Ex-Iranian President Mahmoud Ahmadinejad in Tehran, Iran, on April 12. Photo by Tasnim News Agency/Handout via Reuters

Mahmoud Ahmadinejad makes surprise entry into Iran’s presidential race


Mahmoud Ahmadinejad filed to run in Iran’s upcoming presidential election, defying the wishes of the country’s supreme leader that he not seek to return to the office.

Associated Press journalists watched Wednesday as stunned election officials processed the former hardline president’s paperwork. When he was head of government from 2005 to 2013, Ahmadinejad repeatedly questioned the Holocaust, called for Israel’s destruction and expanded Iran’s nuclear program.

Following Supreme Leader Ayatollah Ali Khamenei’s recommendation in December that Ahmadinejad stay out of the race, moderate President Hassan Rouhani was seen to have a wide-open path to reelection. Ahmadinejad unexpected move could challenge that perception.

Ahmadinejad previously said he would not run and would support his former Deputy Hamid Baghaei, who also registered on Wednesday. At a press conference shortly after registering, Ahmadinejad called Khamenei’s comments “just advice,” and described his move as helping Baghaei.

“His advice does not prevent me from running,” he said. “There is extensive pressure on me from dear people of different walks of life as their small servant to come to the election.”

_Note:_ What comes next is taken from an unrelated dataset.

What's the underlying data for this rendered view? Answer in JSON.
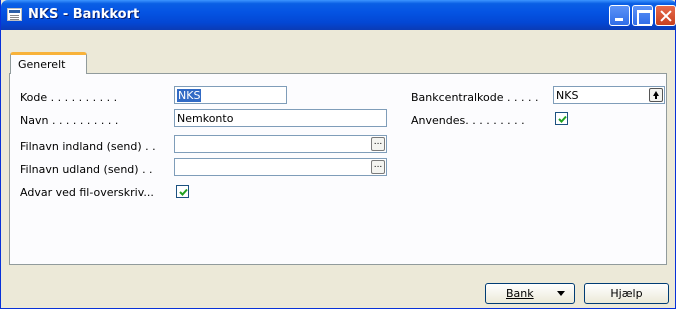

Ahmadinejad, who under Iranian law became eligible to run again after four years out of office, remains a divisive figure. Massive protests spurred by his disputed 2009 election were violently suppressed, with thousands of people detained and dozens killed. Two of his former vice presidents have been jailed for corruption since he left office.

During Ahmadinejad’s administration, Iran faced heavy international sanctions against for its nuclear program, which Western countries said aimed to develop weapons. Iran has claimed the program is for peaceful purposes.

Rouhani, who has yet to formally register to run for reelection, signed an agreement with world powers to limit Iran’s uranium enrichment in exchange for sanctions relief. Registration remains open until Saturday. Iran’s Guardian Council of clerics and jurists vets all applicants and will announce an approved list of candidates by April 27.